Group revenue was down 6.9% for the half year ended 4 July, to £5.7m, compared to £6.1m last year, while gross profit was down 4.8% to £4.3m. Adjusted EBITDA was up 262.8%, from £0.45m to £1.6m, driven by a combination of government support and “exceptional cost control” across the business.

Hanna said that while the business has some exceptional challenges to face in the next trading period, which include the end to the furlough scheme, rates holiday and the normalisation of VAT, conversely there is an opportunity to add sites to its estate.
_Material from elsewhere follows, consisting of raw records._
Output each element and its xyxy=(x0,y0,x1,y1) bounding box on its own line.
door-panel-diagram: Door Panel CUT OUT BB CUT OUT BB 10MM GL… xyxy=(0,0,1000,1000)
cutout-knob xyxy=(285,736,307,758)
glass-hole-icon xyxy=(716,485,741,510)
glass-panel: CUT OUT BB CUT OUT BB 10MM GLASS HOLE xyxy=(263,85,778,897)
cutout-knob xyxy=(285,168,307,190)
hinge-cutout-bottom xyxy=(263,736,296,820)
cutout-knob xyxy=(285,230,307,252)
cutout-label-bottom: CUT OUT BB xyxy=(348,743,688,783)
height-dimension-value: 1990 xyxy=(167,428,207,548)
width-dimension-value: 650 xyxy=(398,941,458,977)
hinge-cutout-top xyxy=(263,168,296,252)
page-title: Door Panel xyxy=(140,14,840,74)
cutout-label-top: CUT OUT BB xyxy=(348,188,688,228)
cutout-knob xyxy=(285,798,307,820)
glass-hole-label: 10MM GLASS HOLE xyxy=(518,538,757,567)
“This coupled with our excellent relationships with our current landlords allows us to some extent pick and choose where we may wish to increase our estate where we feel there is value in doing so,” he said.

The group currently owns and operates 21 restaurants, with another four operated under franchise agreements. Hanna said it intended to invest, not only in Comptoir Libanais, but also expand its QSR Shawa brand.

“This strategy has already commenced with the opening of our latest Shawa in Westfield Shepherds Bush in September.”

Hanna said that since reopening after lockdown this year, its trading performance has been “very strong with the group comfortably outperforming forecasts”. It has seen a solid performance in its London sites and its regional sites have outperformed pre-pandemic 2019 levels. “Importantly, all 21 sites are making a positive contribution at the profit level since reopening, highlighting the quality of the existing estate.”

Richard Kleiner, non-executive Chairman, said Comptoir had made strong progress over the six-month period and has been transforming the business through investment in systems and technology.

“As ever, we monitor and respond to these challenges as and when they occur. However, with strong sales since the phased reopening began in April, a relatively strong balance sheet and the potential for new openings, we are optimistic for the future and the long-term prospects for the business looks extremely positive,” he added.